We weren't planning to get dessert.  We were ready to taste some more wine.  But ... this gentleman was an excellent salesman!


And suddenly we had coffee and some delicious sweets including a few canelles


 

We had to make our way back up to the top of Saint Emilion to go visit the Clos De Menuts Cave.




Oldest building in Saint Emilion.

Clos de Menuts Cave.  It's huge!!!







Bottles from 1982!! Our Birthyear.  Not in our price range.  : )


On to the tasting!!

Yes - They do start young.   : ) 
 


  
Charles had his first opportunity to drive in continental Europe!  He drove us back to Bordeaux.  We may have taken a few wrong turns, not his fault.  It did mean he was driving through one of the very narrow streets!


We returned home to continue our day of indulgence (and celebration of Independence Day??).  Starting with the beer we purchased earlier in the day.


Blonde: "We chose a blond Organic barley malt and hops with floral aromas to create a light and refreshing lager. Was added to this a dash of white grape juice and sugar to make a typical perfume. Fermentation is controlled at low temperature (12-14 ° C) and the resulting beer is matured in oak barrels to 5 ° C for 3 weeks minimum. So it keeps a beer characterized by a slight bitterness and a dominant aromas of malt."
La Baine, Biere Rousse: (Bath-Red Beer aka Amber) A blend of pale malt and "caramel" gives the drink an amber color, a hint of black grape juice, hops aromas balanced, high fermentation (temperature controlled at 19-22 ° C) allow the fruit flavors approaching Belgian beers.Maturation takes place in oak barrels at low temperature (5 ° C) for 3 weeks minimum. This beer has a robust character keeps appreciating the amateurs! 

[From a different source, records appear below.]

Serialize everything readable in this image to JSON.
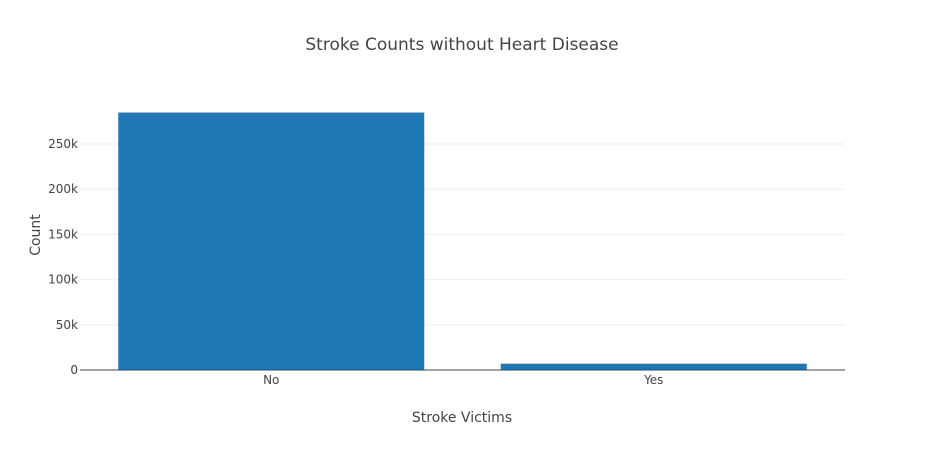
{
  "chart_data": {
    "type": "bar",
    "title": "Stroke Counts without Heart Disease",
    "xlabel": "Stroke Victims",
    "ylabel": "Count",
    "categories": [
      "No",
      "Yes"
    ],
    "values": [
      284800,
      7000
    ],
    "ylim": [
      0,
      300000
    ],
    "yticks": [
      0,
      50000,
      100000,
      150000,
      200000,
      250000
    ],
    "ytick_labels": [
      "0",
      "50k",
      "100k",
      "150k",
      "200k",
      "250k"
    ],
    "grid": true,
    "legend": "none",
    "bar_color": "#1f77b4"
  }
}
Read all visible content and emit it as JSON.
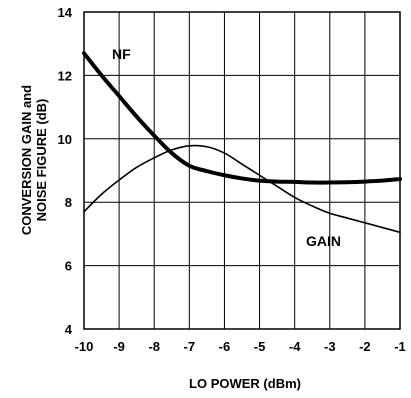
{
  "chart_data": {
    "type": "line",
    "xlabel": "LO POWER (dBm)",
    "ylabel_lines": [
      "CONVERSION GAIN and",
      "NOISE FIGURE (dB)"
    ],
    "xlim": [
      -10,
      -1
    ],
    "ylim": [
      4,
      14
    ],
    "x_ticks": [
      -10,
      -9,
      -8,
      -7,
      -6,
      -5,
      -4,
      -3,
      -2,
      -1
    ],
    "y_ticks": [
      4,
      6,
      8,
      10,
      12,
      14
    ],
    "grid": true,
    "series": [
      {
        "name": "NF",
        "line_weight": "heavy",
        "color": "#000000",
        "points": [
          [
            -10,
            12.7
          ],
          [
            -9.5,
            12.0
          ],
          [
            -9,
            11.35
          ],
          [
            -8.5,
            10.7
          ],
          [
            -8,
            10.1
          ],
          [
            -7.5,
            9.55
          ],
          [
            -7,
            9.15
          ],
          [
            -6.5,
            8.98
          ],
          [
            -6,
            8.85
          ],
          [
            -5.5,
            8.75
          ],
          [
            -5,
            8.68
          ],
          [
            -4.5,
            8.65
          ],
          [
            -4,
            8.64
          ],
          [
            -3.5,
            8.62
          ],
          [
            -3,
            8.62
          ],
          [
            -2.5,
            8.63
          ],
          [
            -2,
            8.65
          ],
          [
            -1.5,
            8.68
          ],
          [
            -1,
            8.73
          ]
        ]
      },
      {
        "name": "GAIN",
        "line_weight": "light",
        "color": "#000000",
        "points": [
          [
            -10,
            7.7
          ],
          [
            -9.5,
            8.25
          ],
          [
            -9,
            8.7
          ],
          [
            -8.5,
            9.1
          ],
          [
            -8,
            9.4
          ],
          [
            -7.5,
            9.65
          ],
          [
            -7,
            9.78
          ],
          [
            -6.5,
            9.75
          ],
          [
            -6,
            9.55
          ],
          [
            -5.5,
            9.2
          ],
          [
            -5,
            8.85
          ],
          [
            -4.5,
            8.5
          ],
          [
            -4,
            8.15
          ],
          [
            -3.5,
            7.88
          ],
          [
            -3,
            7.65
          ],
          [
            -2.5,
            7.5
          ],
          [
            -2,
            7.35
          ],
          [
            -1.5,
            7.2
          ],
          [
            -1,
            7.05
          ]
        ]
      }
    ]
  }
}
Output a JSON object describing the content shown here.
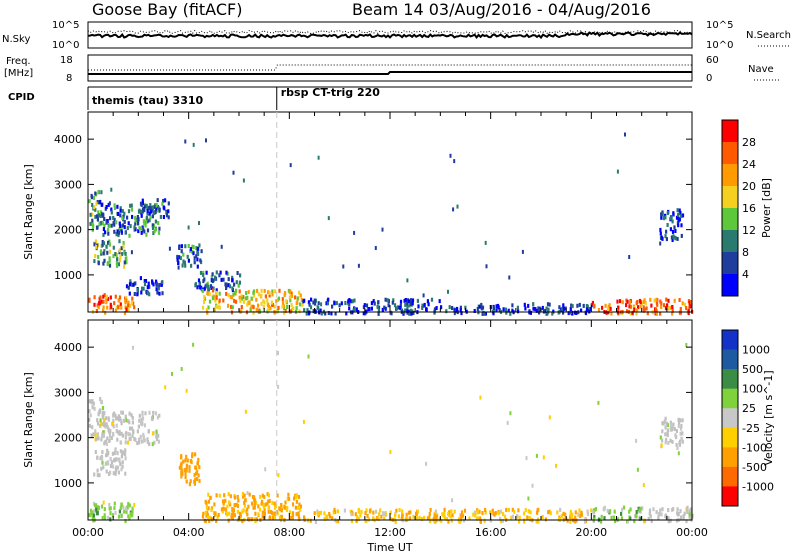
{
  "header": {
    "station": "Goose Bay (fitACF)",
    "beam_info": "Beam 14 03/Aug/2016 - 04/Aug/2016"
  },
  "noise_panel": {
    "left_label": "N.Sky",
    "left_ticks": [
      "10^5",
      "10^0"
    ],
    "right_ticks": [
      "10^5",
      "10^0"
    ],
    "right_label": "N.Search"
  },
  "freq_panel": {
    "left_label_1": "Freq.",
    "left_label_2": "[MHz]",
    "left_ticks": [
      "18",
      "8"
    ],
    "right_ticks": [
      "60",
      "0"
    ],
    "right_label": "Nave"
  },
  "cpid_panel": {
    "label": "CPID",
    "modes": [
      {
        "name": "themis (tau) 3310",
        "start_hour": 0
      },
      {
        "name": "rbsp CT-trig 220",
        "start_hour": 7.5
      }
    ]
  },
  "colors": {
    "power_scale": [
      "#0000ff",
      "#1e3d9c",
      "#2a7a70",
      "#5dc83a",
      "#f5d020",
      "#ff9a00",
      "#ff5a00",
      "#ff0000"
    ],
    "velocity_scale": [
      "#ff0000",
      "#ff6a00",
      "#ffa000",
      "#ffcf00",
      "#c8c8c8",
      "#7fd23c",
      "#3c8c46",
      "#1e5aa0",
      "#1432c8"
    ],
    "ground_scatter": "#c0c0c0"
  },
  "chart_data": [
    {
      "type": "heatmap",
      "name": "power",
      "ylabel": "Slant Range [km]",
      "xlabel": "",
      "ylim": [
        180,
        4600
      ],
      "xlim_hours": [
        0,
        24
      ],
      "yticks": [
        1000,
        2000,
        3000,
        4000
      ],
      "colorbar": {
        "label": "Power [dB]",
        "range": [
          0,
          32
        ],
        "ticks": [
          "28",
          "24",
          "20",
          "16",
          "12",
          "8",
          "4"
        ]
      },
      "regions": [
        {
          "t0": 0.0,
          "t1": 1.8,
          "r0": 200,
          "r1": 600,
          "value": 24
        },
        {
          "t0": 0.0,
          "t1": 0.5,
          "r0": 2000,
          "r1": 2900,
          "value": 10
        },
        {
          "t0": 0.2,
          "t1": 1.5,
          "r0": 1200,
          "r1": 1800,
          "value": 12
        },
        {
          "t0": 0.5,
          "t1": 2.8,
          "r0": 1900,
          "r1": 2600,
          "value": 8
        },
        {
          "t0": 2.0,
          "t1": 3.2,
          "r0": 2300,
          "r1": 2700,
          "value": 6
        },
        {
          "t0": 1.5,
          "t1": 3.0,
          "r0": 600,
          "r1": 1000,
          "value": 5
        },
        {
          "t0": 3.5,
          "t1": 4.5,
          "r0": 1200,
          "r1": 1700,
          "value": 8
        },
        {
          "t0": 4.2,
          "t1": 6.0,
          "r0": 700,
          "r1": 1100,
          "value": 6
        },
        {
          "t0": 4.5,
          "t1": 8.5,
          "r0": 200,
          "r1": 700,
          "value": 20
        },
        {
          "t0": 8.5,
          "t1": 14.0,
          "r0": 180,
          "r1": 500,
          "value": 5
        },
        {
          "t0": 14.0,
          "t1": 20.0,
          "r0": 180,
          "r1": 400,
          "value": 5
        },
        {
          "t0": 20.0,
          "t1": 24.0,
          "r0": 180,
          "r1": 500,
          "value": 26
        },
        {
          "t0": 22.7,
          "t1": 23.6,
          "r0": 1800,
          "r1": 2500,
          "value": 5
        }
      ]
    },
    {
      "type": "heatmap",
      "name": "velocity",
      "ylabel": "Slant Range [km]",
      "xlabel": "Time UT",
      "ylim": [
        180,
        4600
      ],
      "xlim_hours": [
        0,
        24
      ],
      "yticks": [
        1000,
        2000,
        3000,
        4000
      ],
      "xtick_labels": [
        "00:00",
        "04:00",
        "08:00",
        "12:00",
        "16:00",
        "20:00",
        "00:00"
      ],
      "colorbar": {
        "label": "Velocity [m s^-1]",
        "ticks": [
          "1000",
          "500",
          "100",
          "25",
          "-25",
          "-100",
          "-500",
          "-1000"
        ]
      },
      "regions": [
        {
          "t0": 0.0,
          "t1": 1.8,
          "r0": 200,
          "r1": 600,
          "value": 50
        },
        {
          "t0": 0.0,
          "t1": 0.6,
          "r0": 2000,
          "r1": 2900,
          "value": 0
        },
        {
          "t0": 0.2,
          "t1": 1.5,
          "r0": 1200,
          "r1": 1800,
          "value": 0
        },
        {
          "t0": 0.5,
          "t1": 2.8,
          "r0": 1900,
          "r1": 2600,
          "value": 0
        },
        {
          "t0": 3.6,
          "t1": 4.4,
          "r0": 1000,
          "r1": 1700,
          "value": -300
        },
        {
          "t0": 4.5,
          "t1": 8.5,
          "r0": 200,
          "r1": 800,
          "value": -150
        },
        {
          "t0": 8.5,
          "t1": 20.0,
          "r0": 180,
          "r1": 450,
          "value": -80
        },
        {
          "t0": 20.0,
          "t1": 22.0,
          "r0": 180,
          "r1": 500,
          "value": 60
        },
        {
          "t0": 22.0,
          "t1": 24.0,
          "r0": 180,
          "r1": 500,
          "value": 0
        },
        {
          "t0": 22.7,
          "t1": 23.6,
          "r0": 1800,
          "r1": 2500,
          "value": 0
        }
      ]
    }
  ]
}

La tchanquees, Biere Brune Artisanale: (Brown Beer) Dark beer is not just for amateurs and this is a beer that can be enjoyed by all! Hopped with restraint (some bitterness), brewed with roasted barley (light aroma of roasting), this low alcohol beer goes very well with seafood, especially oysters. According to a traditional Scottish, an infusion of oysters has been added to our wort iodine to give a taste beyond compare.

My favorite by far was La Baine, we wondered if there was a bit of unintentional wild yeast.  It provided excellent complexity.  Refreshing!

Then on to wine with a beautiful steak!
 

And lastly with some after dinner liquors.  Specifically Claude's favorite - Armagnac.  It's in the BIG bottle on the table, left hand side.



So what's the difference between Cognac and Armagnac?  (Both are a Brandy)


Cognac is produced only in the town of Cognac in France. Armagnac is a light brandy which is produced in the Armagnac region of France.


Cognac is distilled twice whereas Armagnac is distilled only once.


Armagnac was one of the first areas in France to begin distilling spirits, but the brandies produced have a lower profile than those from Cognac and the overall volume of production is far smaller. In addition they are for the most part made and sold by small producers, whereas in Cognac production is dominated by big-name brands.

Enough of that.  Bottom line - Charles liked it.  I enjoyed some Cointreau.

We made it to bed around 2 AM and were off to the airport the next day.  I'll be counting the days until we next return to France.  Benedicte & Claude have already enticed me with promises of a week long Bordeaux extravaganza.  Appointments for tasting at a variety of Chateaux.

I'm optimistic it will be MUCH sooner than later after learning how easy it is to fly from London to Bordeaux....and how cheap!


Back in Luton...waiting for....the bus.